Neue Libyen-Mission macht “Sophia” den Garaus
Rund 45.000 Bootsflüchtlinge hat die “Sophia”-Mission vor der libyschen Küste gerettet. Damit ist nun endgültig Schluß. Die EU-Außenminister starten einen neuen Marineeinsatz – aber diesmal ohne “Pull-Faktor”
Die EU plant einen neuen Marineeinsatz vor der libyschen Küste. Er soll das Waffenembargo überwachen und den Friedensprozess unterstützen, sagte der EU-Außenbeauftragte Josep Borrell. Die frühere Mission „Sophia“, die viele Bootsflüchtlinge gerettet hat, werde nicht fortgeführt.
Die Entscheidung kam überraschend. Vor allem Österreich hatte sich gegen eine Verlängerung von „Sophia“ gesträubt und einen neuen Einsatz blockiert.
Die alte EU-Mission habe Schlepper begünstigt und Flüchtlinge angezogen, hieß es in Wien. Er habe Verständnis für diese „legitimen Bedenken“, sagte Borrell.

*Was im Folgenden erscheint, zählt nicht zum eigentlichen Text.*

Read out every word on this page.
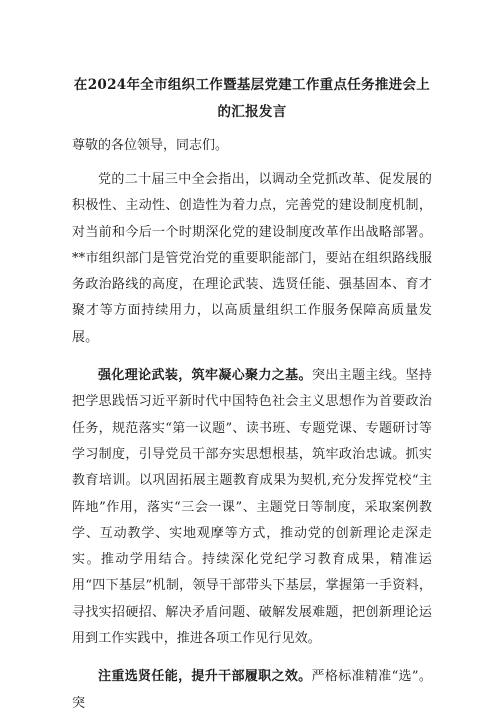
在2024年全市组织工作暨基层党建工作重点任务推进会上
的汇报发言
尊敬的各位领导，同志们。

党的二十届三中全会指出，以调动全党抓改革、促发展的积极性、主动性、创造性为着力点，完善党的建设制度机制，对当前和今后一个时期深化党的建设制度改革作出战略部署。**市组织部门是管党治党的重要职能部门，要站在组织路线服务政治路线的高度，在理论武装、选贤任能、强基固本、育才聚才等方面持续用力，以高质量组织工作服务保障高质量发展。

强化理论武装，筑牢凝心聚力之基。突出主题主线。坚持把学思践悟习近平新时代中国特色社会主义思想作为首要政治任务，规范落实“第一议题”、读书班、专题党课、专题研讨等学习制度，引导党员干部夯实思想根基，筑牢政治忠诚。抓实教育培训。以巩固拓展主题教育成果为契机,充分发挥党校“主阵地”作用，落实“三会一课”、主题党日等制度，采取案例教学、互动教学、实地观摩等方式，推动党的创新理论走深走实。推动学用结合。持续深化党纪学习教育成果，精准运用“四下基层”机制，领导干部带头下基层，掌握第一手资料，寻找实招硬招、解决矛盾问题、破解发展难题，把创新理论运用到工作实践中，推进各项工作见行见效。

注重选贤任能，提升干部履职之效。严格标准精准“选”。突
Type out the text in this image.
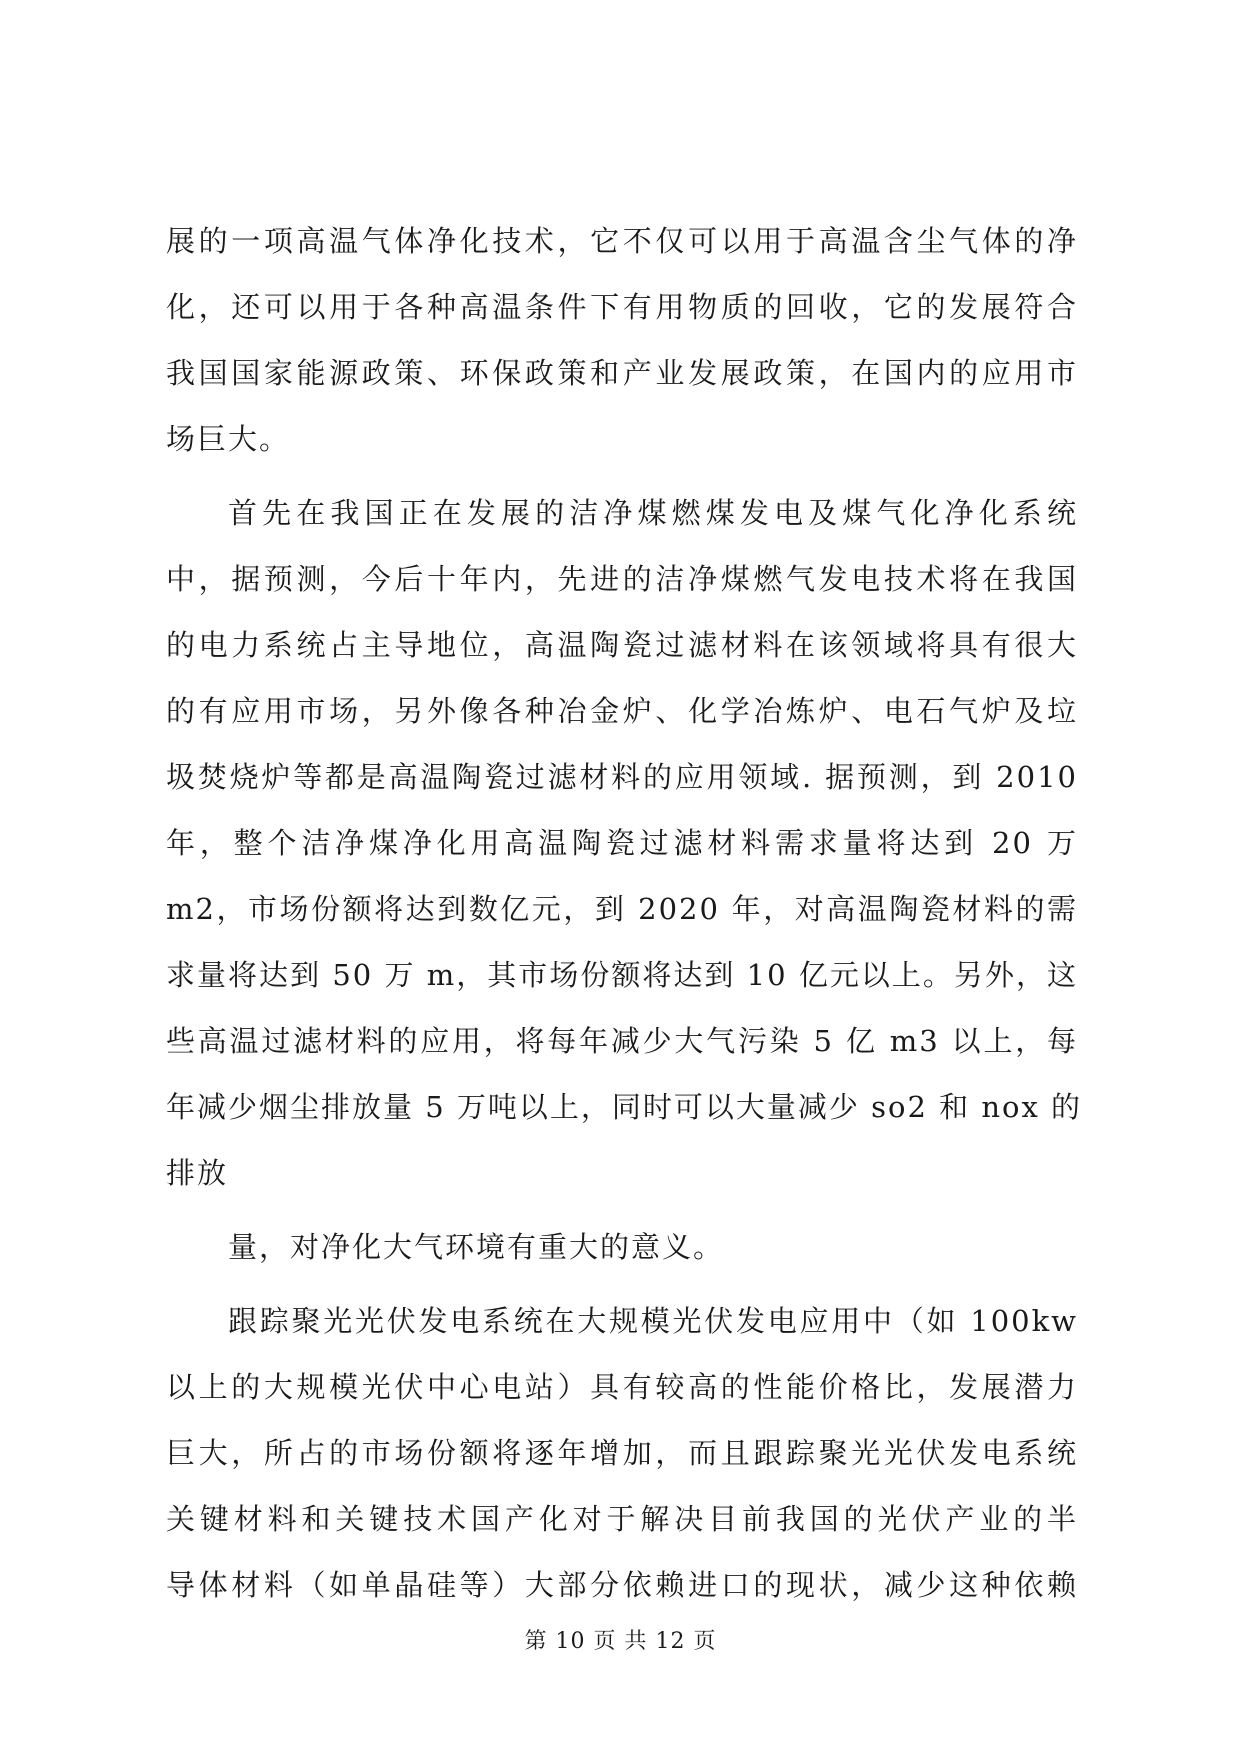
展的一项高温气体净化技术，它不仅可以用于高温含尘气体的净
化，还可以用于各种高温条件下有用物质的回收，它的发展符合
我国国家能源政策、环保政策和产业发展政策，在国内的应用市
场巨大。
首先在我国正在发展的洁净煤燃煤发电及煤气化净化系统
中，据预测，今后十年内，先进的洁净煤燃气发电技术将在我国
的电力系统占主导地位，高温陶瓷过滤材料在该领域将具有很大
的有应用市场，另外像各种冶金炉、化学冶炼炉、电石气炉及垃
圾焚烧炉等都是高温陶瓷过滤材料的应用领域. 据预测，到 2010
年，整个洁净煤净化用高温陶瓷过滤材料需求量将达到 20 万
m2，市场份额将达到数亿元，到 2020 年，对高温陶瓷材料的需
求量将达到 50 万 m，其市场份额将达到 10 亿元以上。另外，这
些高温过滤材料的应用，将每年减少大气污染 5 亿 m3 以上，每
年减少烟尘排放量 5 万吨以上，同时可以大量减少 so2 和 nox 的
排放
量，对净化大气环境有重大的意义。
跟踪聚光光伏发电系统在大规模光伏发电应用中（如 100kw
以上的大规模光伏中心电站）具有较高的性能价格比，发展潜力
巨大，所占的市场份额将逐年增加，而且跟踪聚光光伏发电系统
关键材料和关键技术国产化对于解决目前我国的光伏产业的半
导体材料（如单晶硅等）大部分依赖进口的现状，减少这种依赖
第 10 页 共 12 页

Es dürfe keinen „Pull-Faktor“ geben.
Nach einer kontroversen Debatte einigten sich die EU-Außenminister darauf, „Sophia“ durch eine neue, vorwiegend militärisch ausgerichtete Mission zu ersetzen.
Sie soll nicht mehr unmittelbar vor der Küste Libyens tätig werden – sondern weiter im Osten, wo die Routen der Waffenhändler etwa aus der Türkei vermutet werden.
Bundesaußenminister Heiko Maas sprach von einem „positiven Grundsatzbeschluss“. Im Vordergrund solle die Überwachung des Waffenembargos stehen, das bei der Berliner Libyen-Konferenz Ende Januar verhängt worden war.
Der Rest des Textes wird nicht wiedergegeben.